Nun, die Notwendigkeit lag eben vor, gerade aus den komplizierten österreichischen Verhältnissen heraus, überzugehen zu einer klaren Einsicht in die Frage: Wie hat irgendeine Assoziation von Volkstümern dasjenige zu studieren, was geistige Angelegenheiten sind, und in einem Assoziationsstaate, wie es der österreichische war, lag durchaus in den nationalen Fragen so etwas vor wie die Ausflüsse des geistigen Lebens. Diese Frage hat die österreichische Politik nicht einmal ordentlich anzuschauen begonnen, geschweige denn in Wirklichkeit studiert. Und wenn ich Überschau halte mit einem gewissen Willen, die Dinge zu wägen, sie nicht nach Leidenschaften bloß zu gruppieren oder aus der äußeren Geschichte herzunehmen, so erscheinen mir doch in der Vorgeschichte des serbischen Ultimatums andere Dinge ausschlaggebender noch als das, wozu sich dann die Ereignisse zusammengeballt haben, als die Ermordung des österreichischen Thronfolgers Franz Ferdinand. Ich sehe da hin zum Beispiel auf den Umstand, daß sich vom Herbste des Jahres 1911 in das Jahr 1912 hinein wirtschaftliche Debatten im österreichischen Parlament abgespielt haben, die ja bis auf die Straße hinaus bedeutsam geworden sind, und die immer an die dazumal in Österreich bestehenden Verhältnisse anknüpften. Auf der einen Seite wurde dazumal eine ganze Anzahl von Betrieben stillgelegt aus dem Grunde, weil die ganze österreichische Politik so in die Enge getrieben war, daß sie sich nicht auskannte und in fruchtloser Weise versuchte, neue Absatzmärkte zu finden, aber diese nicht finden konnte. Das führte dann im Jahre 1912 zur Stillegung zahlreicher Betriebe und dazu, daß die Preise ungeheuer stiegen. Teuerungsunruhen, die bis zum Revolutionären gingen, entstanden dazumal in Wien und in anderen Gegenden Österreichs, und die Teuerungsdebatten, an denen der verstorbene Abgeordnete Adler einen so großen Anteil nahm im österreichischen Parlament, führten dazu, daß von der Galerie aus auf den Justizminister fünf Schüsse abgegeben wurden. Diese waren das Signal: so läßt sich in Österreich nicht weiter fortwirtschaften, so läßt sich das wirtschaftliche Leben nicht aufrechterhalten. Was hat der Zwischenminister Gautsch dazumal als einen Hauptinhalt seiner Rede gefunden? Er sagte, daß man sich mit aller Energie, das heißt mit den alten administrativen Maßregeln Österreichs, dafür einsetzen müsse, daß die Agitation gegen die Teuerung verschwinde. Das bezeugt Ihnen die Stimmung nach der anderen Seite hin.

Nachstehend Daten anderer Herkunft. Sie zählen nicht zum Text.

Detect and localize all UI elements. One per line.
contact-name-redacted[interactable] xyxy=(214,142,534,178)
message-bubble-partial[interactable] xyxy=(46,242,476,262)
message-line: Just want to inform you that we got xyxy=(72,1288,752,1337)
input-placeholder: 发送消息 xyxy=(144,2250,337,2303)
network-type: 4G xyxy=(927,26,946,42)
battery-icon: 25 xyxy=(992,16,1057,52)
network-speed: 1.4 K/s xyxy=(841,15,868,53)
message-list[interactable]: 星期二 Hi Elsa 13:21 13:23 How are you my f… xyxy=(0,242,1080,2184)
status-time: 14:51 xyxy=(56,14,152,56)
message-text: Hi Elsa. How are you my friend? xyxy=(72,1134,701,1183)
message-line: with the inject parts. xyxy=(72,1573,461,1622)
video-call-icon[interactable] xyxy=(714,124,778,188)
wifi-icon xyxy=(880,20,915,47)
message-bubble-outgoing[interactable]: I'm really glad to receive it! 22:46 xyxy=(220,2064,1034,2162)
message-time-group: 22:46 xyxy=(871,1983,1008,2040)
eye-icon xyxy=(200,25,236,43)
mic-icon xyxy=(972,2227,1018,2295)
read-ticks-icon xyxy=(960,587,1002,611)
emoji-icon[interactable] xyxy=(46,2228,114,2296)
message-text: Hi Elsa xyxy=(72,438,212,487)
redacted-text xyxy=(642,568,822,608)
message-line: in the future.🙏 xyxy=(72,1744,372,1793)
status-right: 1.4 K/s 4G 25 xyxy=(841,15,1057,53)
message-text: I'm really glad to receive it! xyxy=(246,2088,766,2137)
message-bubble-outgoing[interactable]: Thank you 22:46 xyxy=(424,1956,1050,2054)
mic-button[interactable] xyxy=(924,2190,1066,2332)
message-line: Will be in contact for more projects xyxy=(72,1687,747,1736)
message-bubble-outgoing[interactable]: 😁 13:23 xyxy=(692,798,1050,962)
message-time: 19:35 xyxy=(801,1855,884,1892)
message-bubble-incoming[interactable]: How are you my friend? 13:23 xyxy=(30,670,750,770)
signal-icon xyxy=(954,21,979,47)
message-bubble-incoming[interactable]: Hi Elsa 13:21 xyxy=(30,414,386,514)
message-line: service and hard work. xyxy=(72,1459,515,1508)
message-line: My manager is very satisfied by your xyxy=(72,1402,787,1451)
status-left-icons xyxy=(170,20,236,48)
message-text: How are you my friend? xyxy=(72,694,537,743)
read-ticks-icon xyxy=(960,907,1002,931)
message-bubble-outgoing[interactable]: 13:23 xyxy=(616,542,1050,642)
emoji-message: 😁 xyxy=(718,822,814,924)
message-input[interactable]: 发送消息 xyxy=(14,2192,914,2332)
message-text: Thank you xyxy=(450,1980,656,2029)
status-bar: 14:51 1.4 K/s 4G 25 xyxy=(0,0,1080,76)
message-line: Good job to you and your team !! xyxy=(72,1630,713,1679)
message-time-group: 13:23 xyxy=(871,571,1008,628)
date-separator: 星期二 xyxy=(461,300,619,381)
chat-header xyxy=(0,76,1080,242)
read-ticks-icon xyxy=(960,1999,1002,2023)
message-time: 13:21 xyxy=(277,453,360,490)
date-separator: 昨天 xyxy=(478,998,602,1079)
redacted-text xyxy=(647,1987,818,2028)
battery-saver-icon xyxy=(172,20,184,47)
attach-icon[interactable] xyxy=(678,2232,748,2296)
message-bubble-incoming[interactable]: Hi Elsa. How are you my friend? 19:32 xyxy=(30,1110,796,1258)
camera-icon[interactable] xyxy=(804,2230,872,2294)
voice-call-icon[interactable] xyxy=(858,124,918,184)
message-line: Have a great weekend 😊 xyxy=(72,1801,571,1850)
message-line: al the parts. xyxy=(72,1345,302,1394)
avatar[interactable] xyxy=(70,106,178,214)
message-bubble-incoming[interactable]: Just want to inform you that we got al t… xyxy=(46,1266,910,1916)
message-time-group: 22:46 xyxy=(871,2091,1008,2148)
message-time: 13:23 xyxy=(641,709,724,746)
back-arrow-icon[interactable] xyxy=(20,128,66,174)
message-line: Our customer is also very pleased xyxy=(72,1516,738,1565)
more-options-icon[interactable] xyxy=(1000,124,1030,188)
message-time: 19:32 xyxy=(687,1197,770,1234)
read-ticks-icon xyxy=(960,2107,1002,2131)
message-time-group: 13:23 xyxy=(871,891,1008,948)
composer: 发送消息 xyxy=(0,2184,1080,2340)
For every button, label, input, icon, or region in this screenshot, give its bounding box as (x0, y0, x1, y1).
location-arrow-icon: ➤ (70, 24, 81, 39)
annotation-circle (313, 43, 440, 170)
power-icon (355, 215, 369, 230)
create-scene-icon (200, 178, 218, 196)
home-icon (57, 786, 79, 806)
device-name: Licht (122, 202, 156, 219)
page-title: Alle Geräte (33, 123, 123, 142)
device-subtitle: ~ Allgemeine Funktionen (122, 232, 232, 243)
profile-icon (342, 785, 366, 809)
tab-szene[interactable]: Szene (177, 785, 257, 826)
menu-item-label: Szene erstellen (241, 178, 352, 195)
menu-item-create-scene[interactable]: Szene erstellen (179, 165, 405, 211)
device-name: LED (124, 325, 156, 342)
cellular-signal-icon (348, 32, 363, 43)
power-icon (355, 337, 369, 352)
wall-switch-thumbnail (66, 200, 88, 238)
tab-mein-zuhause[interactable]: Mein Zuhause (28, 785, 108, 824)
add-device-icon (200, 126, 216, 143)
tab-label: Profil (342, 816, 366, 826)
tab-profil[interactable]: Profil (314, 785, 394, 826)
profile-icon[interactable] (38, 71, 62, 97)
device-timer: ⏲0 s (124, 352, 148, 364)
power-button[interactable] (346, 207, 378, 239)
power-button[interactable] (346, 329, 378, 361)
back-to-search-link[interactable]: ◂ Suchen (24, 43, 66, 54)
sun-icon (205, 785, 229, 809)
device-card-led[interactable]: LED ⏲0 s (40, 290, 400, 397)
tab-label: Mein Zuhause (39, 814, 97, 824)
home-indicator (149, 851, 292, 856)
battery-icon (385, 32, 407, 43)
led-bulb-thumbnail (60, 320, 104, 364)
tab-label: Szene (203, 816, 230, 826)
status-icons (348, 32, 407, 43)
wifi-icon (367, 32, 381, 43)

Das geistige Leben spielte sich in den nationalen Kämpfen ab. Das wirtschaftliche Leben war in eine Sackgasse getrieben - das können Sie in allen Einzelheiten studieren -, aber niemand hatte Herz und Sinn dafür, daß es notwendig sei, die Bedingungen der weiteren Entwickelung des geistigen Lebens und des wirtschaftlichen Lebens abgesondert von den alten Staatsansichten, die gerade in Österreich sich in ihrer Nullität zeigten, zu studieren. In Österreich zeigte sich die Notwendigkeit, das Studium der weltgeschichtlichen Angelegenheiten so in Angriff zu nehmen, daß die Sache hinarbeitete auf eine Dreigliederung des sozialen Organismus. Das geht einfach aus solchen Tatsachen hervor, wie ich sie jetzt geschildert habe. Daran wollte niemand denken, und weil niemand daran denken wollte, deshalb spielten sich die Dinge so ab. Sehen Sie, dasjenige, was sich in den achtziger Jahren des vorigen Jahrhunderts, im Beginne derselben, unter dem Einfluß der Wirkungen des Berliner Kongresses abspielte in Österreich, man braucht es nur mit ein paar Strichen zu beleuchten und man wird sehen, welche Kräfte da spielten. In österreich waren die Verhältnisse schon im Beginne der achtziger Jahre so weit gediehen, ja sogar noch früher, daß der polnische Abgeordnete Otto Hausner im öffentlichen Parlamente die Worte aussprach: Wenn man so fortarbeitet in der österreichischen Politik, so werden wir in drei Jahren überhaupt kein Parlament mehr haben, sondern etwas ganz anderes. - Er meinte das staatliche Chaos. Nun natürlich, man übertreibt in solchen Auseinandersetzungen, man macht Hyperbeln. Es kam nicht in drei Jahren schon, es kam aber in einigen Jahrzehnten, was er für die Zukunft der nächsten drei Jahre prophezeit hatte.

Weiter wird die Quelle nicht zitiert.